Harvey Silverglate is right. Police racism is rampant in America in general and Boston in particular, but what Henry Louis Gates experienced at the hands of the Cambridge police was something totally other. As America’s most progressive community, Cambridge boasts a unique working-class police force with a long history of demanding respect from the town’s transient rich, often in nominally illegal ways. Members of my own family recount that, at least as late as the early 1960s, students lived in fear of the Cambridge police, who much enjoyed finding a young man in a blazer far enough from Harvard Square that he had no right to be there at that hour of night, then beating him silly.
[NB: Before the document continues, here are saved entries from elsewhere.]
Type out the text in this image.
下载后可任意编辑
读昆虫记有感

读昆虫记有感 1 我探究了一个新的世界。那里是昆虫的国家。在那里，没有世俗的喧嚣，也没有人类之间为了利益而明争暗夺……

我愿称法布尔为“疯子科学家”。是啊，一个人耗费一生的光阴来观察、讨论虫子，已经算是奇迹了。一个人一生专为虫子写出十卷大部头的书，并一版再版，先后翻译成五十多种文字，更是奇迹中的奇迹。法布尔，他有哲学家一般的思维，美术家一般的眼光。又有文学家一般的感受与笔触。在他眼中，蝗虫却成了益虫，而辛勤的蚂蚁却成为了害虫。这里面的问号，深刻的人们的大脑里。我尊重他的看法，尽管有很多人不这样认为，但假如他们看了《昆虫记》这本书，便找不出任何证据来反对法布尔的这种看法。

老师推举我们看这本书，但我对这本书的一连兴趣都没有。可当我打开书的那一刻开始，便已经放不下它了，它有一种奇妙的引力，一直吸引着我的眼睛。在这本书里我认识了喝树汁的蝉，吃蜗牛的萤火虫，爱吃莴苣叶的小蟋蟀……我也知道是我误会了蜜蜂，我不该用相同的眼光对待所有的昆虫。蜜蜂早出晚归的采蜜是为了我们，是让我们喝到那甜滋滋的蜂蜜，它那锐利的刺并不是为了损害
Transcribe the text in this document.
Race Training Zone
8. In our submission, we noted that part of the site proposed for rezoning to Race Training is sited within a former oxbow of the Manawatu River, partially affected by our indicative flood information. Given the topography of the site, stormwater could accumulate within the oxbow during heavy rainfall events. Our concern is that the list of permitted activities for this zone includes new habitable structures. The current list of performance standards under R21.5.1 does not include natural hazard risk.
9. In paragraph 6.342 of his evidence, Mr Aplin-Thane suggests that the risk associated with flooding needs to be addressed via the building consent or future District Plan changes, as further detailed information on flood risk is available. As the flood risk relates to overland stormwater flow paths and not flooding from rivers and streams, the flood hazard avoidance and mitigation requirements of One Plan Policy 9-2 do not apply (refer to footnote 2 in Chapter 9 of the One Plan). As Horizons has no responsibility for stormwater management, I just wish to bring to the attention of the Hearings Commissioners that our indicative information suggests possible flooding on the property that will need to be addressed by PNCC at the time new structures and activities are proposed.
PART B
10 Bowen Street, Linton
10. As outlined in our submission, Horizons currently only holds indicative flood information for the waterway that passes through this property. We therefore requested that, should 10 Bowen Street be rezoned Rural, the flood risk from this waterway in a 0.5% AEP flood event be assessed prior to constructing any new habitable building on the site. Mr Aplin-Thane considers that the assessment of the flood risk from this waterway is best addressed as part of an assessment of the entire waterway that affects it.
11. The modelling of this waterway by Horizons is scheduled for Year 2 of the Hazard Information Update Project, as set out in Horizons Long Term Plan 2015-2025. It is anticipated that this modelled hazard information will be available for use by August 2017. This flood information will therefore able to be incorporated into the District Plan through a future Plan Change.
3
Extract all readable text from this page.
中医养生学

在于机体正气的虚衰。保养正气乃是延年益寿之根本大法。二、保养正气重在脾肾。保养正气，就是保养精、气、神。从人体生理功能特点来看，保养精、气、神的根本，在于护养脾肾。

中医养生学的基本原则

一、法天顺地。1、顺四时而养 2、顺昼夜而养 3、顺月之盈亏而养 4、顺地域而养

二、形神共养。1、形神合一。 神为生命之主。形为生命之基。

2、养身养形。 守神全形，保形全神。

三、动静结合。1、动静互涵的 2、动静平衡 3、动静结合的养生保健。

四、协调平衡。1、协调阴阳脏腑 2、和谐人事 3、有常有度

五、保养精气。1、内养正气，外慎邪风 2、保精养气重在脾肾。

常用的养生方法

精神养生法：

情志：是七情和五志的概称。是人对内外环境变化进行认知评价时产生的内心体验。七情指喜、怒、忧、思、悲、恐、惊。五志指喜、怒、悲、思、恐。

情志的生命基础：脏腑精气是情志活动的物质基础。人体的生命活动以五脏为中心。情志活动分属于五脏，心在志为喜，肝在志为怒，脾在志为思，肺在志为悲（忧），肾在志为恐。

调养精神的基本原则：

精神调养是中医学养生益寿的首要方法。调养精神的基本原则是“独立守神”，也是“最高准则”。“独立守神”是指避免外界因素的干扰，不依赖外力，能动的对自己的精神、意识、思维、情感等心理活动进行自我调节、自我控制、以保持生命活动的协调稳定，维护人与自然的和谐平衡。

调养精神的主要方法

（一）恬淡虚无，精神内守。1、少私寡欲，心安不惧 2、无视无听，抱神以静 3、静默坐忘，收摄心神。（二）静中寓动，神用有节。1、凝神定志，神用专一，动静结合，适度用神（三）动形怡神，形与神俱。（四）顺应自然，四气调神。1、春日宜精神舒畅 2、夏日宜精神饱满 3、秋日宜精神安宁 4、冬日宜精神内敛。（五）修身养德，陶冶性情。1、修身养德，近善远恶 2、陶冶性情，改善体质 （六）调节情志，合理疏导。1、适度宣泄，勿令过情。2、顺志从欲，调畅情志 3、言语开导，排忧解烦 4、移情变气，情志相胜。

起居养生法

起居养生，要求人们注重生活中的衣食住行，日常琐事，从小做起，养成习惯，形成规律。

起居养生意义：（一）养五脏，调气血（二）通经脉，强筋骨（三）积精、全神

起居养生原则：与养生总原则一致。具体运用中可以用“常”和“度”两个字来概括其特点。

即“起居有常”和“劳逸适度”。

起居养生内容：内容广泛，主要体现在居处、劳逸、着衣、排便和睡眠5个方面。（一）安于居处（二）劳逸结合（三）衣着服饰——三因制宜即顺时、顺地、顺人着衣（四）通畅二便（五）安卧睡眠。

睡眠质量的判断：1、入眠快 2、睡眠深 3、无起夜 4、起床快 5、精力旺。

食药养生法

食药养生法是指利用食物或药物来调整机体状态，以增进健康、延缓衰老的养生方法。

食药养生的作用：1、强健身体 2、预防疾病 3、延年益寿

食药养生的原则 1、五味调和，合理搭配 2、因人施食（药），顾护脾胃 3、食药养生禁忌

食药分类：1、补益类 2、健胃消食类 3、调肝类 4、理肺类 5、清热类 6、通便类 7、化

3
In most of the United States, a certain level of education, distinction, or wealth secures a man the right to talk back to the police, or even break the law (but not both; see Mel Gibson’s DUI conviction). Cambridge is egalitarian. No one has the right to talk back to police here. The philosopher takes the matter with a sense of humor. “I think those of us who live in luxury on money which is secured to us by the Criminal Law ought to have some idea of the mechanism by which our happiness is secured,” wrote Bertrand Russell in 1918, as he prepared to serve six months for pacifism, “and for this reason I shall be glad to know the inside of a prison.”
Benjamin Letzler
Cambridge
Why are we surprised about police abuse? Few, if any, police applicants receive psychological screenings or, if later needed, anger-management counseling. Some are dressed like Robocops or Storm Troopers with jackboots and wearing shades like Boss Godfrey in Cool Hand Luke to reinforce the macho image. We are not living in Mr. Rogers’s neighborhood anymore.
Arthur King
Medford
Hip-hop battle
Atmosphere won best national hip-hop act in your Best Music Poll? Over the likes of DOOM? A more appropriate “token” winner would have been Brother Ali. At least he has a decent flow. I am not sure that what Slug does on the mic even qualifies as rapping; it’s more like well-written, spoken-word poetry, if you ask me.
Oh, Boston and our college kids: whatever makes you feel comfy, I guess.
Nakia Keizer
Lower Roxbury
Correction
In our recent review of Julie & Julia, we incorrectly identified the actress who played Simone Beck. Her name is Linda Emond.